I don't like this poem/prose. Not at all. I was
fed stuff like this all the way through grammar
school, along with our great American inventions,
our American genius, our American might, our freedom
of speech, our Founding Fathers, our yech! Oh, true,
there are "Problems In American Democracy," bad things
were done, but that was in the past.

That is propaganda, not a poem. A kind of advertisement
for political ends that aren't always evident. A form
of self praise, which, since I'm a New England Yankee
originally, is no praise.

Propaganda is interesting as a study, of course. It
uses the stuff of poetry, but not for poetic ends. There
is no man or woman speaking as honestly as he or she
knows how to re-create a specific insight or truth
for that person.

I believe that it is crap like that that turns most
kids in grammar and high school off of poetry. It
doesn't make much sense. It is fundamentally dishonest.
And some luckless, half-educated teacher is trying
to make them think it's great. The kid doesn't have
the background to argue it with the teacher, so takes
refuge in mute opposition to anything resembling

Give me Bukowski any day.


John K. Taber

burstowj said...

Hi Martin,

With regard to Pare Lorentz's "The River," the Mississippi system does not
drain anything like 2/3 of a continent. One-seventh is a closer approximation.
(3,222,000 sq. km. out of 22,500,000).
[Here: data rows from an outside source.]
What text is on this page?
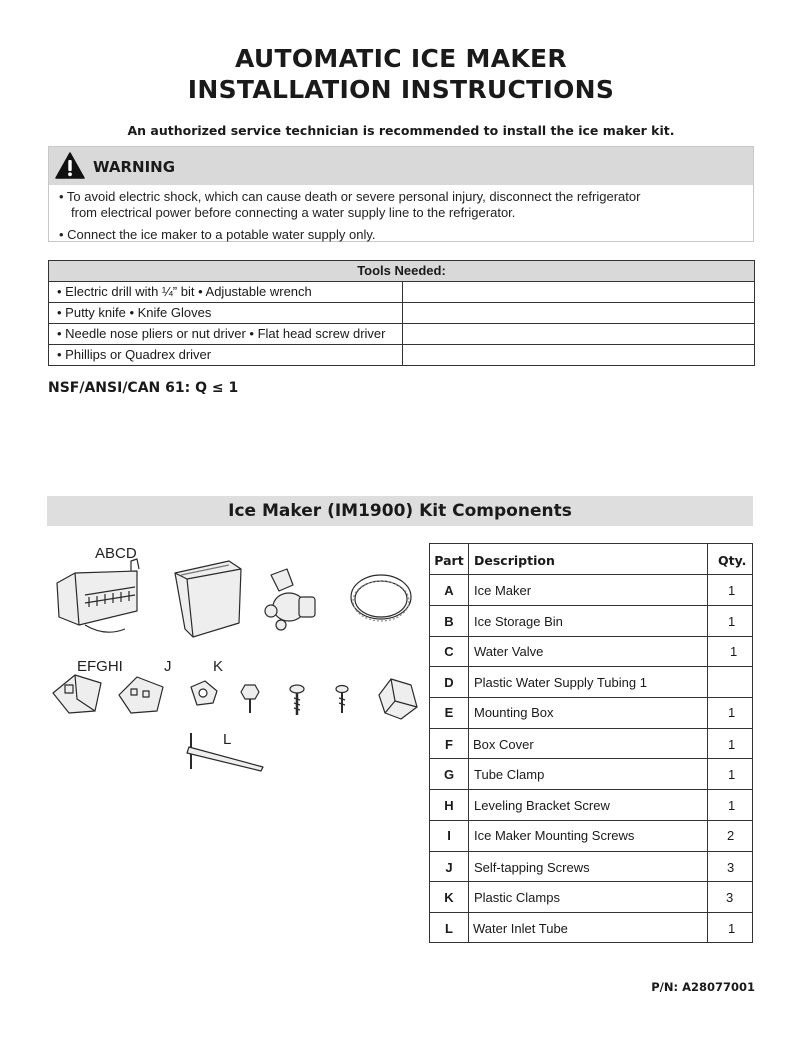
AUTOMATIC ICE MAKER
INSTALLATION INSTRUCTIONS
An authorized service technician is recommended to install the ice maker kit.
WARNING
• To avoid electric shock, which can cause death or severe personal injury, disconnect the refrigerator
from electrical power before connecting a water supply line to the refrigerator.
• Connect the ice maker to a potable water supply only.
Tools Needed:
• Electric drill with ¼” bit • Adjustable wrench
• Putty knife • Knife Gloves
• Needle nose pliers or nut driver • Flat head screw driver
• Phillips or Quadrex driver
NSF/ANSI/CAN 61: Q ≤ 1
Ice Maker (IM1900) Kit Components
ABCD
EFGHI	J	K
L
Part Description	Qty.
A	Ice Maker	1
B	Ice Storage Bin	1
C	Water Valve	1
D	Plastic Water Supply Tubing 1
E	Mounting Box	1
F	Box Cover	1
G	Tube Clamp	1
H	Leveling Bracket Screw	1
I	Ice Maker Mounting Screws	2
J	Self-tapping Screws	3
K	Plastic Clamps	3
L	Water Inlet Tube	1
P/N: A28077001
Even if Lorentz thinks North America
stretches only from the Gulf of Mexico to the Canadian border, he is still out
by a factor of two. Personally, I cannot respect either a poem or documentary
that so thumps such an erroneous statistic, but I guess it is a matter of
taste. When I went to school half a century ago, we were taught that America
had given birth to the tall tale, and we were told that had been a very good
thing for it to have done.

John Burstow

HLCAPLAN said...

When I was in the Third Grade I first recited this poem in a class
performance, and it has always been to me a powerful dramatic oration. It should be
included in the curriculum of every forensic arts class.